Un importante movimiento político ocurrió en el IV Foro de Gobernadores del Nordeste, poco después del anuncio de la ruptura entre el presidente de la Cámara, Eduardo Cunha (PMDB-RJ), y el gobierno federal; los gobernadores defienden que la crisis política en el Congreso no puede interferir en la constitucionalidad del mandato presidencial, ya que no aceptan cualquier interrupción de la gobernabilidad.

Un importante movimiento político tuvo lugar en el IV Foro de Gobernadores del Nordeste, poco después del anuncio de la ruptura entre el presidente de la Cámara, Eduardo Cunha (PMDB-RJ), y el gobierno federal; los gobernadores argumentan que la crisis política en el Congreso no puede interferir en la constitucionalidad del mandato presidencial, ya que no aceptan cualquier interrupción de la gobernabilidad (Foto: Gisele Federicce)

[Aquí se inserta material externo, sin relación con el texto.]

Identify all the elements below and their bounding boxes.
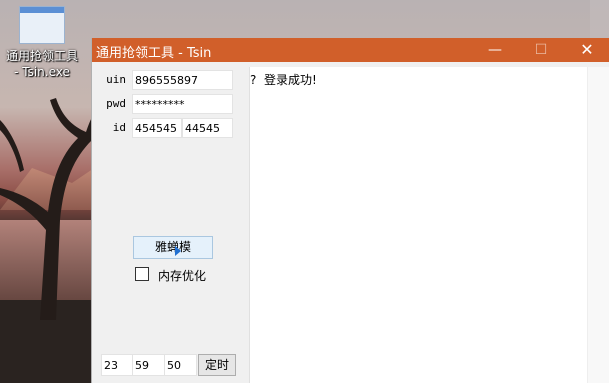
log-panel[interactable]: ? 登录成功! xyxy=(249,67,588,383)
tree-silhouette xyxy=(0,98,100,320)
timer-second-field[interactable]: 50 xyxy=(164,354,197,376)
app-window: 通用抢领工具 - Tsin — ☐ ✕ uin 896555897 pwd **… xyxy=(91,38,609,383)
uin-field[interactable]: 896555897 xyxy=(132,70,233,90)
log-line: ? 登录成功! xyxy=(250,73,317,87)
window-app-icon xyxy=(19,6,65,44)
uin-label: uin xyxy=(106,73,126,86)
id-field-2[interactable]: 44545 xyxy=(182,118,233,138)
window-title: 通用抢领工具 - Tsin xyxy=(96,46,212,61)
desktop-shortcut-label-line1: 通用抢领工具 xyxy=(5,49,78,63)
desktop-shortcut-tsin[interactable]: 通用抢领工具 - Tsin.exe xyxy=(2,6,82,80)
timer-button[interactable]: 定时 xyxy=(198,354,236,376)
desktop-shortcut-label: 通用抢领工具 - Tsin.exe xyxy=(2,48,82,80)
title-bar[interactable]: 通用抢领工具 - Tsin — ☐ ✕ xyxy=(92,38,609,62)
id-label: id xyxy=(112,121,126,134)
start-button-label: 雅蝉模 xyxy=(154,240,191,254)
pwd-label: pwd xyxy=(106,97,126,110)
mouse-cursor-icon xyxy=(175,246,181,256)
id-field-1[interactable]: 454545 xyxy=(132,118,182,138)
timer-button-label: 定时 xyxy=(204,358,229,372)
desktop-shortcut-label-line2: - Tsin.exe xyxy=(14,65,70,79)
start-button[interactable]: 雅蝉模 xyxy=(133,236,213,259)
timer-minute-field[interactable]: 59 xyxy=(132,354,165,376)
memory-optimize-checkbox[interactable] xyxy=(135,267,149,281)
pwd-field[interactable]: ********* xyxy=(132,94,233,114)
maximize-button[interactable]: ☐ xyxy=(518,38,564,62)
close-button[interactable]: ✕ xyxy=(564,38,609,62)
timer-hour-field[interactable]: 23 xyxy=(101,354,134,376)
memory-optimize-label: 内存优化 xyxy=(158,269,207,283)
log-scrollbar[interactable] xyxy=(587,67,609,383)
minimize-button[interactable]: — xyxy=(472,38,518,62)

Por Walter Santos, de Teresina, para 247 Un nuevo acontecimiento en el panorama político brasileño. El IV Foro de Gobernadores del Nordeste, que reunió a los nueve estados, si bien centró su agenda en abordar la crisis de seguridad, los problemas del sistema de pensiones y la inversión en mayor cantidad de recursos en ciencia y tecnología, terminó produciendo el evento político más significativo este viernes: la aprobación de una carta de apoyo político al gobierno de Dilma Rousseff.

El apoyo formal de los gobernadores tiene un efecto importante porque se traduce en acción política inmediata tras la decisión del presidente de la Cámara, Eduardo Cunha, de romper con el gobierno federal y declararle la guerra.

La posición lógica y de consenso de los gobernadores del nordeste se basa esencialmente en el argumento de que la crisis política en el Congreso Nacional no puede interferir en la constitucionalidad del mandato de la presidenta Dilma, ya que no aceptan ninguna interrupción de la gobernabilidad.

Gobernadores de varios partidos han expresado su preocupación por la crisis política creada por el líder de la Cámara de Diputados, pero argumentan que hay que preservar la gobernabilidad y por eso no aceptan una ruptura o un impeachment, como ha sugerido Eduardo Cunha.

El foro, impulsado inicialmente por el gobernador de Paraíba, Ricardo Coutinho, en diciembre pasado, ha sofocado definitivamente la importancia política de la SUDENE. Aun así, ha servido como un movimiento multipartidista para reforzar al gobierno de Dilma en sus momentos más difíciles.

La importancia está en el apoyo abierto a posiciones partidarias, como destacó el gobernador Renan Filho, de los partidos PMDB y PSB, lo que deja a Eduardo Cunha con una fuerte base política opuesta a su intento de derrocar al gobierno de Dilma.

En resumen, el Nordeste vuelve a jugar un papel clave en la trayectoria del presidente.